Since launching in mid-July, Doggyspace has logged more than 700 registered, active purchaser profiles — 73 percent of them created by females, said Levi Thornton, founder of the site and president of web development firm Mad Frog Productions in Fredericksburg, Virginia. He projects that Doggyspace will have more than two million accounts by the end of the year.

"There’s a lot of people out there with their dogs and we’re busy and we’re all working in the office all day prolonged and this is a way for us to bring our pets with us," said Thornton, who has a Yorkie named Nokie and a pit bull named Ein.

Standard accounts for the locate are free, but later this year Doggyspace plans to offer store accounts for a small fee that will give users extra features. A portion of that fee will go to an animal humanitarianism of the members’ choice.

Thornton, 30, said the site is a place for pet owners to share stories or learn about a specific produce. It can also help people form friendships based on a love of dogs, or connect people interested in finding a challenge date for their dog.

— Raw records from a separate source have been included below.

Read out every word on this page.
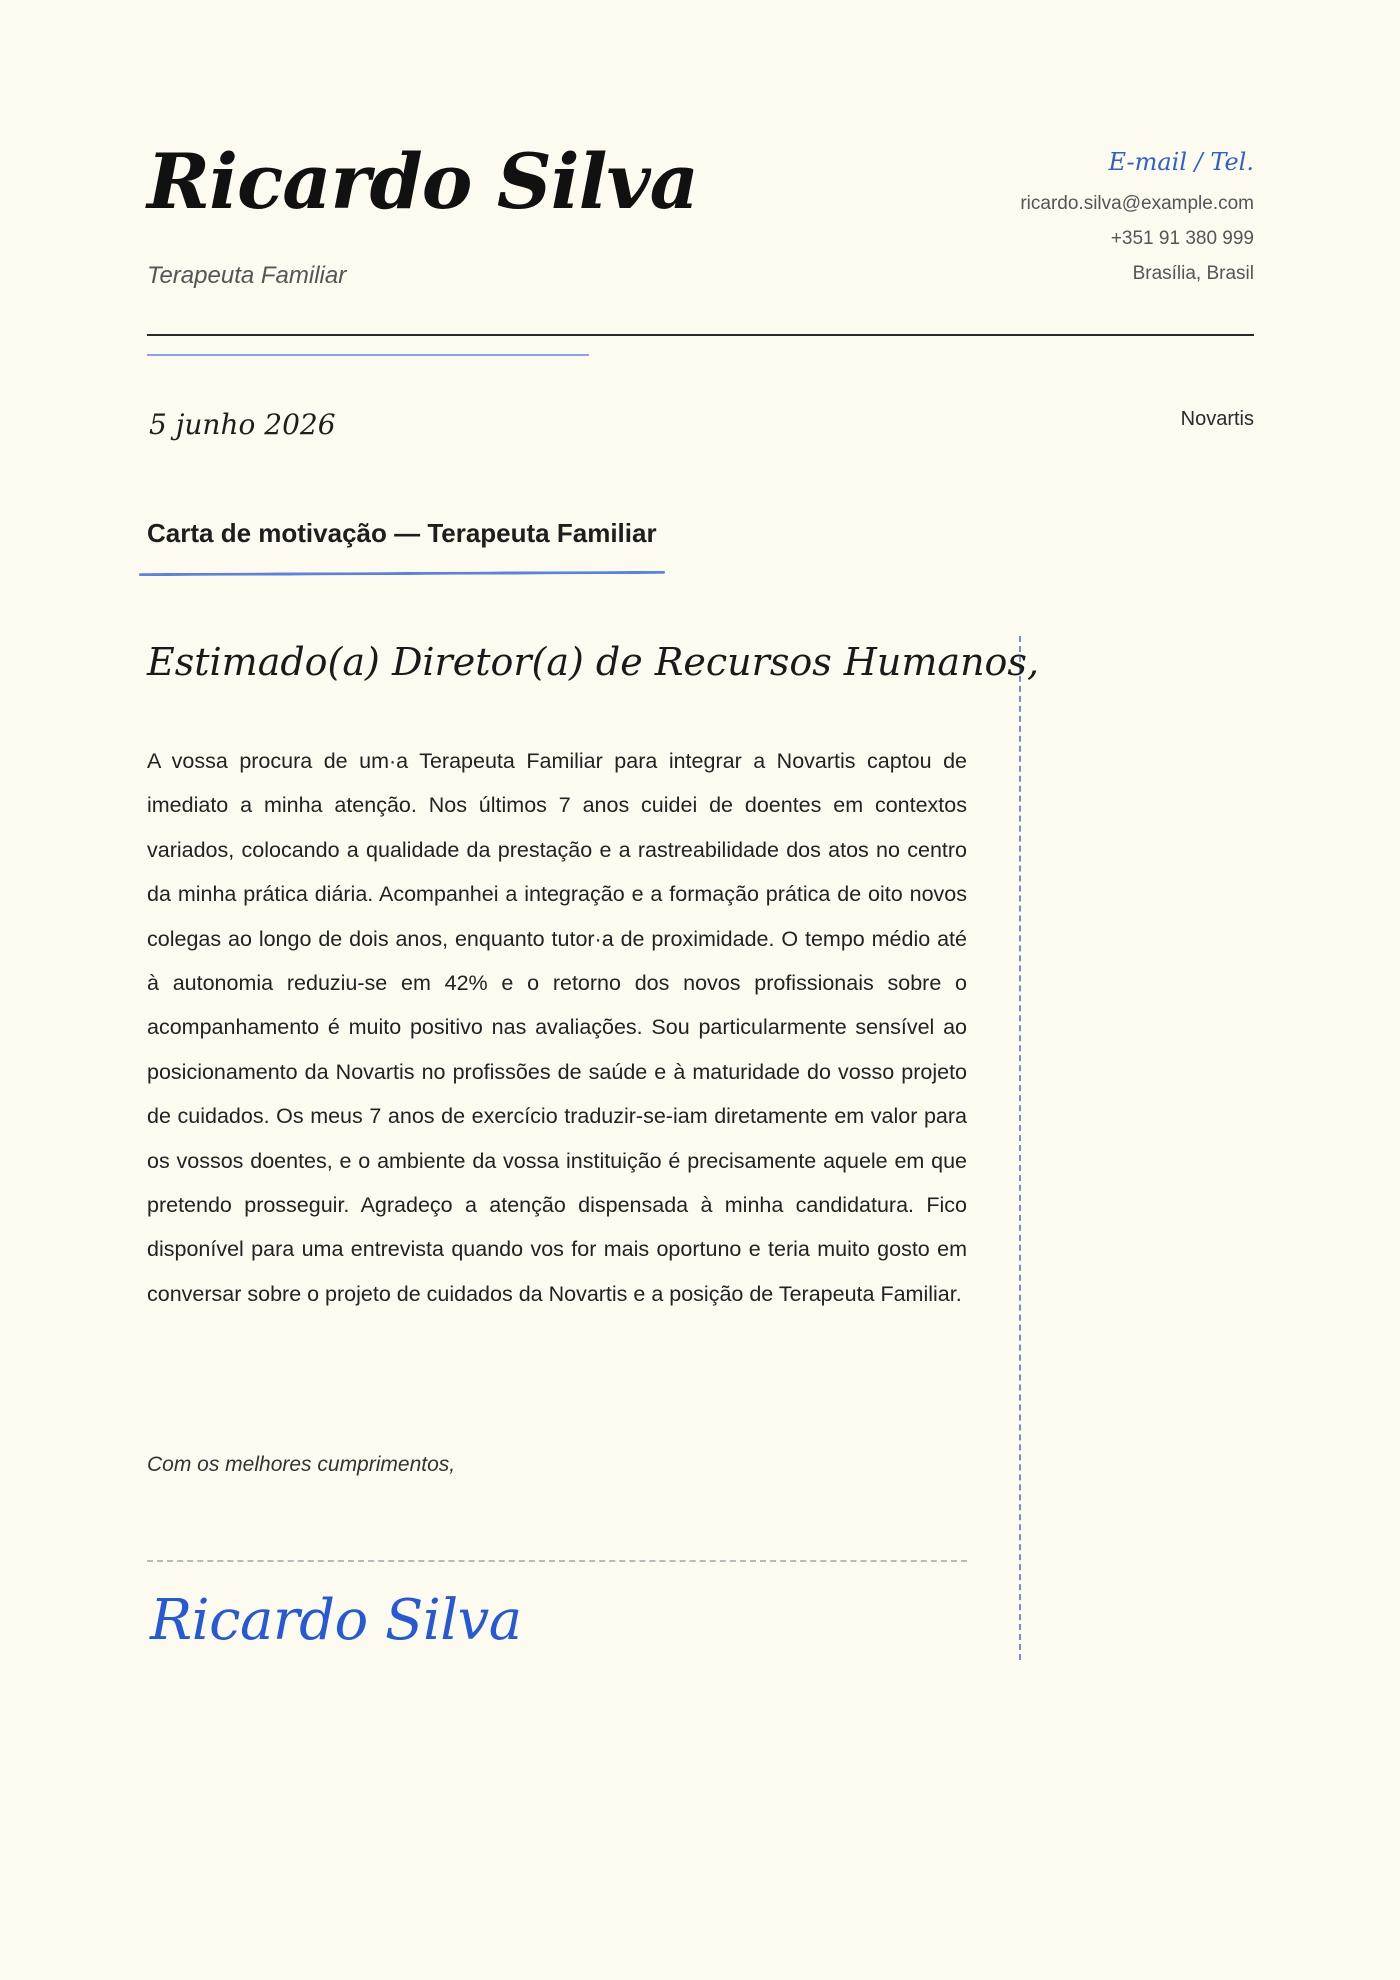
Ricardo Silva
Terapeuta Familiar
E-mail / Tel.
ricardo.silva@example.com
+351 91 380 999
Brasília, Brasil
5 junho 2026	Novartis
Carta de motivação — Terapeuta Familiar
Estimado(a) Diretor(a) de Recursos Humanos,

A vossa procura de um·a Terapeuta Familiar para integrar a Novartis captou de imediato a minha atenção. Nos últimos 7 anos cuidei de doentes em contextos variados, colocando a qualidade da prestação e a rastreabilidade dos atos no centro da minha prática diária. Acompanhei a integração e a formação prática de oito novos colegas ao longo de dois anos, enquanto tutor·a de proximidade. O tempo médio até à autonomia reduziu-se em 42% e o retorno dos novos profissionais sobre o acompanhamento é muito positivo nas avaliações. Sou particularmente sensível ao posicionamento da Novartis no profissões de saúde e à maturidade do vosso projeto de cuidados. Os meus 7 anos de exercício traduzir-se-iam diretamente em valor para os vossos doentes, e o ambiente da vossa instituição é precisamente aquele em que pretendo prosseguir. Agradeço a atenção dispensada à minha candidatura. Fico disponível para uma entrevista quando vos for mais oportuno e teria muito gosto em conversar sobre o projeto de cuidados da Novartis e a posição de Terapeuta Familiar.

Com os melhores cumprimentos,
Ricardo Silva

Connie Mandrozos found the site while searching in requital an eye to information for her 12-year-old golden retriever, Boomer, who has cancer. She received an outpouring of support from other dog owners with similar experiences and some told her they "have their paws crossed" for Boomer.

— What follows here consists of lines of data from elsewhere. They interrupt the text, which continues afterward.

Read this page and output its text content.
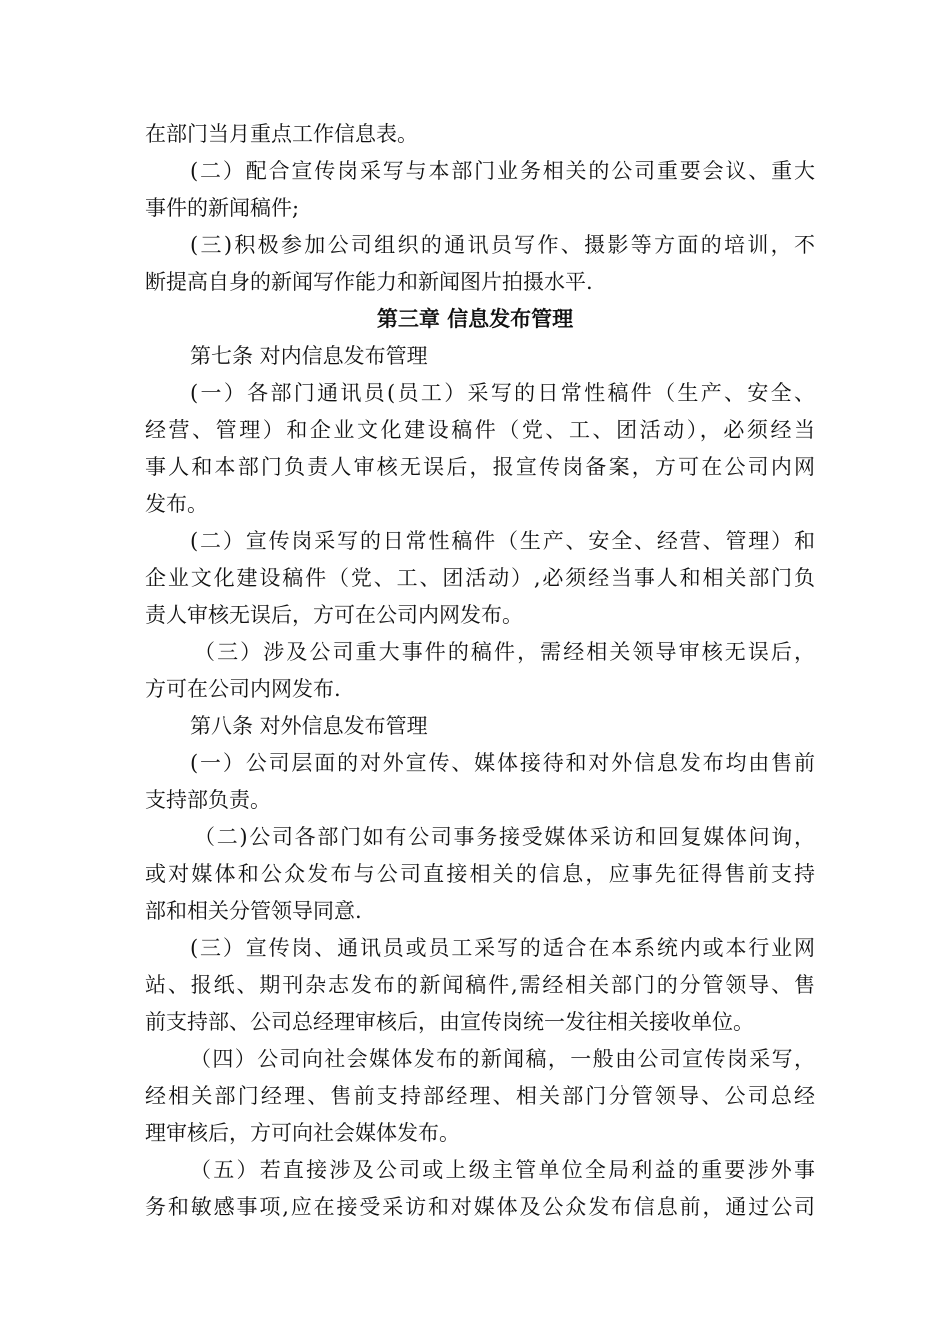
在部门当月重点工作信息表。
(二）配合宣传岗采写与本部门业务相关的公司重要会议、重大
事件的新闻稿件;
(三)积极参加公司组织的通讯员写作、摄影等方面的培训，不
断提高自身的新闻写作能力和新闻图片拍摄水平.
第三章 信息发布管理
第七条 对内信息发布管理
(一）各部门通讯员(员工）采写的日常性稿件（生产、安全、
经营、管理）和企业文化建设稿件（党、工、团活动），必须经当
事人和本部门负责人审核无误后，报宣传岗备案，方可在公司内网
发布。
(二）宣传岗采写的日常性稿件（生产、安全、经营、管理）和
企业文化建设稿件（党、工、团活动）,必须经当事人和相关部门负
责人审核无误后，方可在公司内网发布。
（三）涉及公司重大事件的稿件，需经相关领导审核无误后，
方可在公司内网发布.
第八条 对外信息发布管理
(一）公司层面的对外宣传、媒体接待和对外信息发布均由售前
支持部负责。
（二)公司各部门如有公司事务接受媒体采访和回复媒体问询，
或对媒体和公众发布与公司直接相关的信息，应事先征得售前支持
部和相关分管领导同意.
(三）宣传岗、通讯员或员工采写的适合在本系统内或本行业网
站、报纸、期刊杂志发布的新闻稿件,需经相关部门的分管领导、售
前支持部、公司总经理审核后，由宣传岗统一发往相关接收单位。
（四）公司向社会媒体发布的新闻稿，一般由公司宣传岗采写，
经相关部门经理、售前支持部经理、相关部门分管领导、公司总经
理审核后，方可向社会媒体发布。
（五）若直接涉及公司或上级主管单位全局利益的重要涉外事
务和敏感事项,应在接受采访和对媒体及公众发布信息前，通过公司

Mandrozos, 36, ended up spending more time on the site, creating profiles as regards Boomer as well as his "sisters" — a trough bull confound named Darla and another mixed kind named Violet.

"It’s been a goofy horror to do at the end of the day when you get home from work and you just want to talk to big gun in your dog’s instrument and say, ‘hey, how was your day? Woof,"’ said Mandrozos, who lives in Bridgeport, Connecticut and sometimes uses her dogs in her job as a behaviorist.

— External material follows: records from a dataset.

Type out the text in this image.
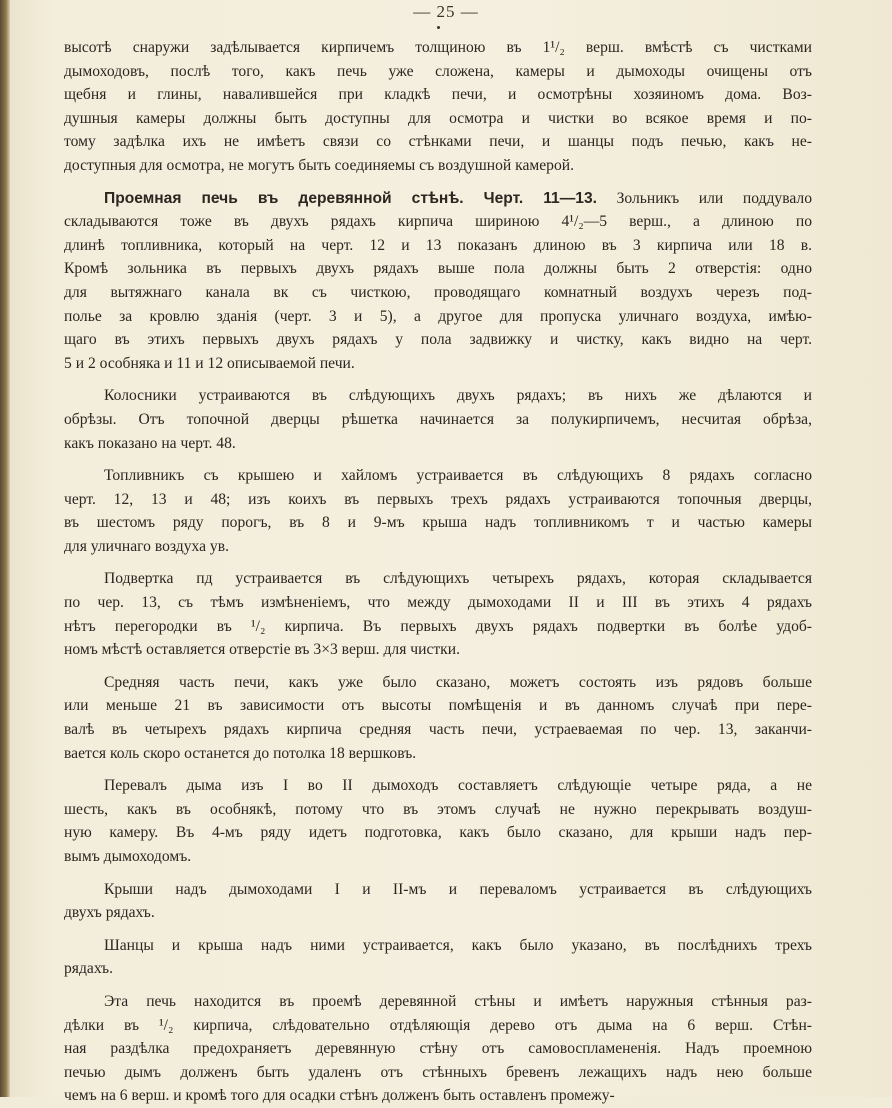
— 25 —
высотѣ снаружи задѣлывается кирпичемъ толщиною въ 1¹/₂ верш. вмѣстѣ съ чистками
дымоходовъ, послѣ того, какъ печь уже сложена, камеры и дымоходы очищены отъ
щебня и глины, навалившейся при кладкѣ печи, и осмотрѣны хозяиномъ дома. Воз-
душныя камеры должны быть доступны для осмотра и чистки во всякое время и по-
тому задѣлка ихъ не имѣетъ связи со стѣнками печи, и шанцы подъ печью, какъ не-
доступныя для осмотра, не могутъ быть соединяемы съ воздушной камерой.
Проемная печь въ деревянной стѣнѣ. Черт. 11—13. Зольникъ или поддувало
складываются тоже въ двухъ рядахъ кирпича шириною 4¹/₂—5 верш., а длиною по
длинѣ топливника, который на черт. 12 и 13 показанъ длиною въ 3 кирпича или 18 в.
Кромѣ зольника въ первыхъ двухъ рядахъ выше пола должны быть 2 отверстія: одно
для вытяжнаго канала вк съ чисткою, проводящаго комнатный воздухъ черезъ под-
полье за кровлю зданія (черт. 3 и 5), а другое для пропуска уличнаго воздуха, имѣю-
щаго въ этихъ первыхъ двухъ рядахъ у пола задвижку и чистку, какъ видно на черт.
5 и 2 особняка и 11 и 12 описываемой печи.
Колосники устраиваются въ слѣдующихъ двухъ рядахъ; въ нихъ же дѣлаются и
обрѣзы. Отъ топочной дверцы рѣшетка начинается за полукирпичемъ, несчитая обрѣза,
какъ показано на черт. 48.
Топливникъ съ крышею и хайломъ устраивается въ слѣдующихъ 8 рядахъ согласно
черт. 12, 13 и 48; изъ коихъ въ первыхъ трехъ рядахъ устраиваются топочныя дверцы,
въ шестомъ ряду порогъ, въ 8 и 9-мъ крыша надъ топливникомъ т и частью камеры
для уличнаго воздуха ув.
Подвертка пд устраивается въ слѣдующихъ четырехъ рядахъ, которая складывается
по чер. 13, съ тѣмъ измѣненіемъ, что между дымоходами II и III въ этихъ 4 рядахъ
нѣтъ перегородки въ ¹/₂ кирпича. Въ первыхъ двухъ рядахъ подвертки въ болѣе удоб-
номъ мѣстѣ оставляется отверстіе въ 3×3 верш. для чистки.
Средняя часть печи, какъ уже было сказано, можетъ состоять изъ рядовъ больше
или меньше 21 въ зависимости отъ высоты помѣщенія и въ данномъ случаѣ при пере-
валѣ въ четырехъ рядахъ кирпича средняя часть печи, устраеваемая по чер. 13, заканчи-
вается коль скоро останется до потолка 18 вершковъ.
Перевалъ дыма изъ I во II дымоходъ составляетъ слѣдующіе четыре ряда, а не
шесть, какъ въ особнякѣ, потому что въ этомъ случаѣ не нужно перекрывать воздуш-
ную камеру. Въ 4-мъ ряду идетъ подготовка, какъ было сказано, для крыши надъ пер-
вымъ дымоходомъ.
Крыши надъ дымоходами I и II-мъ и переваломъ устраивается въ слѣдующихъ
двухъ рядахъ.
Шанцы и крыша надъ ними устраивается, какъ было указано, въ послѣднихъ трехъ
рядахъ.
Эта печь находится въ проемѣ деревянной стѣны и имѣетъ наружныя стѣнныя раз-
дѣлки въ ¹/₂ кирпича, слѣдовательно отдѣляющія дерево отъ дыма на 6 верш. Стѣн-
ная раздѣлка предохраняетъ деревянную стѣну отъ самовоспламененія. Надъ проемною
печью дымъ долженъ быть удаленъ отъ стѣнныхъ бревенъ лежащихъ надъ нею больше
чемъ на 6 верш. и кромѣ того для осадки стѣнъ долженъ быть оставленъ промежу-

Most of the Doggyspace profiles include messages from other doggy "friends."

One profile is for a chocolate Labrador retriever named Guinness, who said her mom "couldn’t resist naming me after her favorite beverage" and said she is shy around other dogs and appalled of small, furry creatures because she lives with a "VERY MEAN CAT."

Postings on Guinness’ profile tabulate a message from Chico, a Chihuahua mix who offered to help with the shyness problem.

Dominique Cecchetti, a 20-year-old student from Pittsburgh, created a rake it in to share photos of her 12-year-old Maltese named Darren, who has more than 125 friends on the site.

For Cecchetti and other users, the site is very much a dog and owner effort: "My dog sits near the computer while I do the work for him," Cecchetti said in an e-mail.